In dem angefochtenen Urteil hat auch das Finanzgericht die Meinung vertreten, daß die Prüfung dem Auftrag in "angemessener Frist" nachfolgen müsse. Es hat dies damit begründet, daß die Unterbrechungswirkung einer Handlung des Finanzamts rückwirkend entfalle, wenn das Finanzamt die Handlung später wieder aufhebe, und daß ein unangemessen langer Aufschub der Ausführung des Auftrages seiner Aufhebung praktisch gleichkomme. Diese Begründung ist nicht frei von Rechtsirrtum. Es ist schon zweifelhaft, ob eine späte Ausführung des Auftrages einer Aufhebung gleichzustellen ist. Unrichtig ist jedenfalls die Annahme, daß eine Maßnahme des Finanzamts mit ihrer späteren Zurücknahme auch die Wirkung der Unterbrechung verliere. Nach § 147 AO kommt es nur auf den tatsächlichen Vorgang der dort bezeichneten Handlung an. Dieser Vorgang wird nicht aus der Welt geschafft, wenn die Behörde die spezifischen Wirkungen der Handlung durch eine spätere, entgegengesetzte Verfügung wieder aufhebt. Der Reichsfinanzhof hat demgemäß ausgesprochen, daß Steuerbescheide, wenn sie später wieder aufgehoben werden, nur ihre unmittelbaren Wirkungen, nicht aber die Unterbrechungswirkung verlieren.

Die Bfin. sucht ihren Rechtsmittelantrag mit der Erwägung zu rechtfertigen, daß Scheinhandlungen die Verjährung nicht unterbrächen; sie deutet an, daß der Prüfungsauftrag vom 12. März 1954 eine Scheinhandlung gewesen sei. Der Bfin. ist zuzugeben, daß Scheinhandlungen die Wirkung des § 147 AO nicht haben. Das gilt nicht nur für Prüfungsaufträge, sondern ganz allgemein. Diese Beurteilung von Scheinhandlungen ergibt sich daraus, daß die Unterbrechung nicht in den bloßen Willen des Finanzamts gestellt ist, daß das Finanzamt vielmehr, wenn es die Verjährung unterbrechen will, Maßnahmen ergreifen muß, die nach seiner Absicht unmittelbar oder mittelbar zur Feststellung des Steueranspruchs dienen sollen. Die bloß vorgespiegelte Absicht dieser Art steht der wirklichen nicht gleich. Die Finanzgerichte haben daher, wenn sich diesbezüglich Anhaltspunkte ergeben, aber nur dann, zu prüfen, ob die in Rede stehende Handlung ernst gemeint war.
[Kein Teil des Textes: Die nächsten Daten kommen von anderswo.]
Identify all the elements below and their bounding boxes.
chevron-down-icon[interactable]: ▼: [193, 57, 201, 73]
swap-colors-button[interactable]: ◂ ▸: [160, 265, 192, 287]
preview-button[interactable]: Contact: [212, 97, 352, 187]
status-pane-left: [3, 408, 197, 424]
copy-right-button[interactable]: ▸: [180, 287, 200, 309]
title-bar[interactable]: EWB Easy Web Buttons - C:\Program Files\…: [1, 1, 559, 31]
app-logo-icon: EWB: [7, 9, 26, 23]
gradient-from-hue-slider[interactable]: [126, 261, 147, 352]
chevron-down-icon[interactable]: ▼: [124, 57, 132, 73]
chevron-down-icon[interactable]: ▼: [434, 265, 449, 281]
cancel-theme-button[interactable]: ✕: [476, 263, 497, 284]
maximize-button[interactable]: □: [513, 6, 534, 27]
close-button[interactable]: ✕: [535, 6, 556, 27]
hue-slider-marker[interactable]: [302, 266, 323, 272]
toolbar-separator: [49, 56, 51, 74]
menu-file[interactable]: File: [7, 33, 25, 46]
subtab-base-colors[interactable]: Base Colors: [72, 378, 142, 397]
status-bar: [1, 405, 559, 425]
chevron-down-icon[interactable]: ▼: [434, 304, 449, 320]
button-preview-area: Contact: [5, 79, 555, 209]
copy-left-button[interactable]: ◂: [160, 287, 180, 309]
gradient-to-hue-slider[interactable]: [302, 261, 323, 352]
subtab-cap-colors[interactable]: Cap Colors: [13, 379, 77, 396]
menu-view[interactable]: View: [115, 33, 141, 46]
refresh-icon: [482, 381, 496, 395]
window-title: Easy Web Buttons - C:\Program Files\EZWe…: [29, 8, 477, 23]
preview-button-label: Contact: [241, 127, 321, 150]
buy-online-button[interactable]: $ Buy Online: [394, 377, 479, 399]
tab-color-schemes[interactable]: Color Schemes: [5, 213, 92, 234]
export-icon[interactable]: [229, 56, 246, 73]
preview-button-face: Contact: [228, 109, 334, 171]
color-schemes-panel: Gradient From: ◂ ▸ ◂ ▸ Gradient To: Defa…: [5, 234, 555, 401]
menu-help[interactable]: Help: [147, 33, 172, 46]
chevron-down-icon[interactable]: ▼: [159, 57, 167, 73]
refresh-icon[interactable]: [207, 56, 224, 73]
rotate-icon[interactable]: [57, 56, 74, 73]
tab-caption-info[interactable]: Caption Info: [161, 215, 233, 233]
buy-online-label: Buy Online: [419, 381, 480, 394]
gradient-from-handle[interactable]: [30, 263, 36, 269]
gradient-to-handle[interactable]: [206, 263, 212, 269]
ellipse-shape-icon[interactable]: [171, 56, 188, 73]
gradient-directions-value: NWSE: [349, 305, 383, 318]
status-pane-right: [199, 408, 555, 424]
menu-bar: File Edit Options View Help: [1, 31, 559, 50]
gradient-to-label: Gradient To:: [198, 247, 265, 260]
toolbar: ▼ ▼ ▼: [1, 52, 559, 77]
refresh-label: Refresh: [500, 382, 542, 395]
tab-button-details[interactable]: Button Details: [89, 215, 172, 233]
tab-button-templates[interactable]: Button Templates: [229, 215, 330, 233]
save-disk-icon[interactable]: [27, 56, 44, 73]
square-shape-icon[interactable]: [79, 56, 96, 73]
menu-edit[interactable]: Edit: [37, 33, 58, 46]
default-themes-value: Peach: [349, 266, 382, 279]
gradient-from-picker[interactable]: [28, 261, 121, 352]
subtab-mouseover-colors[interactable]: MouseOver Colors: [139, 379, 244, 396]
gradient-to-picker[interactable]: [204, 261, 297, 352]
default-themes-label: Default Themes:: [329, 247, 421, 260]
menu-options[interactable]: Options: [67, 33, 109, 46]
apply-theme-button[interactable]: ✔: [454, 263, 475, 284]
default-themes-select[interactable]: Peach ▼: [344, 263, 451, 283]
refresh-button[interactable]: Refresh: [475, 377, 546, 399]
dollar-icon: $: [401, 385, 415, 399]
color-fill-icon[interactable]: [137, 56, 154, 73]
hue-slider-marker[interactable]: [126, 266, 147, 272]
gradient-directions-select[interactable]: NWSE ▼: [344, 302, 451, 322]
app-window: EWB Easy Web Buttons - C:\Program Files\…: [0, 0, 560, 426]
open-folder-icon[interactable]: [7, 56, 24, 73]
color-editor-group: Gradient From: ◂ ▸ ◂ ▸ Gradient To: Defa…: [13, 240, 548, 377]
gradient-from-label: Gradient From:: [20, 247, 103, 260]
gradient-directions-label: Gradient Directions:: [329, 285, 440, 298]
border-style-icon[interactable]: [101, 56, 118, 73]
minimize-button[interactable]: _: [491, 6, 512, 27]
Im Streitfall lagen solche Anhaltspunkte nicht vor. Die Erklärung des zunächst beauftragten Prüfungsbeamten über die Gründe der vorläufigen Nichterledigung des Auftrags gaben dem Finanzgericht keinen Anlaß, den Auftrag als Scheinhandlung zu beurteilen oder weitere Ermittlungen darüber anzustellen.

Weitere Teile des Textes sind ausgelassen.